Merging PDFs is one of the most frequently needed document tasks in professional life. Common scenarios include assembling a job application from a CV, cover letter, and portfolio; combining monthly financial reports into a single annual summary; bundling a contract with its exhibits and signature pages; packaging a research paper with its supplementary data files; or producing a client-ready proposal from individually authored sections. Without a merge tool, the only alternative is manually printing and re-scanning, or paying for a subscription service.

This tool runs entirely inside your web browser using pdf-lib, a fully featured JavaScript PDF library. No files are uploaded to any server. You select the PDFs from your local drive, arrange them in any order using the drag-and-drop interface, and click Merge — the resulting document is generated in memory and downloaded directly to your device. This means confidential contracts, payslips, legal filings, and medical records can all be merged safely without any cloud exposure.

For best results, ensure the source PDFs are not password-protected before merging, as encrypted pages cannot be re-embedded without the owner password. If your PDFs have different page sizes, the output will contain a mix of sizes — most PDF viewers handle this gracefully, but if you need a uniform page size you may want to re-export the source documents first. Bookmark outlines (the navigation tree visible in PDF readers) from source documents are currently not carried into the merged output; if preserving the table-of-contents structure is important, consider adding bookmarks in a dedicated PDF editor after merging.

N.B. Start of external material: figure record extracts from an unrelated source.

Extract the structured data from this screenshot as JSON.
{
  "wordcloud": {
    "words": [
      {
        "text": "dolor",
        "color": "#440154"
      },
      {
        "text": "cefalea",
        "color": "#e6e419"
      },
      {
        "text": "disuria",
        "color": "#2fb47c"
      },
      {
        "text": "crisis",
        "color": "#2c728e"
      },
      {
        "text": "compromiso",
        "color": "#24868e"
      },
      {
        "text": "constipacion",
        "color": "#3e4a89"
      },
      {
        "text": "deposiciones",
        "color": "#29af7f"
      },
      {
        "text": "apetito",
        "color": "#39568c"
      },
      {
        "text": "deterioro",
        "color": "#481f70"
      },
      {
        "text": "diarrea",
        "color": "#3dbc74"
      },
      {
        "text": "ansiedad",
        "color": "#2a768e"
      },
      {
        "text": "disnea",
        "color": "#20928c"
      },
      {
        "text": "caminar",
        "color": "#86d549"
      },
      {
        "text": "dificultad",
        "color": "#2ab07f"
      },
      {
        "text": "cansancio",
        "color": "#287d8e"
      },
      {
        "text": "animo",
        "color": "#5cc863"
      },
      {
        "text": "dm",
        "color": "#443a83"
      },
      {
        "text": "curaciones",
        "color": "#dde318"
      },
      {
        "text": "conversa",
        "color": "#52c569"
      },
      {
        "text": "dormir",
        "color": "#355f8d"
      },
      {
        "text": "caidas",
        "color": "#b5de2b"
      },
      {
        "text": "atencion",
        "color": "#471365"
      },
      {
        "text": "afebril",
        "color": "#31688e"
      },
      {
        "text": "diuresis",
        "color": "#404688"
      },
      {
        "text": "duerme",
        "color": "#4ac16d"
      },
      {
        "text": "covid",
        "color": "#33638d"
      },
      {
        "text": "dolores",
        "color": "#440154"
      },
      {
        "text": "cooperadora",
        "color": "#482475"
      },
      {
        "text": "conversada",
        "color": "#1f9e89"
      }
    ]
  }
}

How PDF Conquered the World: The Document Format That Outlasted Its Rivals

When Adobe launched PDF in 1993, it was competing with several rival 'digital paper' formats including Microsoft's Rich Text Format, the Common Ground Digital Paper, and the early web's HTML. Adobe's key insight was that PDF should be a final-form format — not for editing, but for delivering a document that looked identical on every printer and screen regardless of which fonts or software the recipient had installed. This fidelity guarantee, backed by Adobe's existing PostScript expertise, gave PDF an insurmountable advantage in legal, government, and publishing workflows.

The decision to make PDF an open standard was not initially voluntary. Through the late 1990s and 2000s, Adobe charged licensing fees for Acrobat Writer while giving away the Reader for free — a business model that funded massive adoption. By 2007, pressure from governments (particularly the EU and US federal agencies) and the growing open-source community pushed Adobe to submit the PDF 1.7 specification to ISO. The resulting ISO 32000-1:2008 standard meant that any developer could implement a fully compliant PDF reader or writer without royalties, unleashing a wave of free tools and libraries.

PDF/A, the archival subset of PDF standardised as ISO 19005 in 2005, is a lesser-known but critically important variant. It bans features that would make long-term reproduction uncertain — no encryption, no external dependencies, all fonts embedded, colour spaces fully specified. Governments, national libraries, and courts worldwide mandate PDF/A for records that must remain readable for decades or centuries. The US National Archives, the UK National Archives, and the European Union's EUPL all reference PDF/A as a preferred format, cementing PDF's role not just as a convenience tool but as the foundation of the world's documentary memory.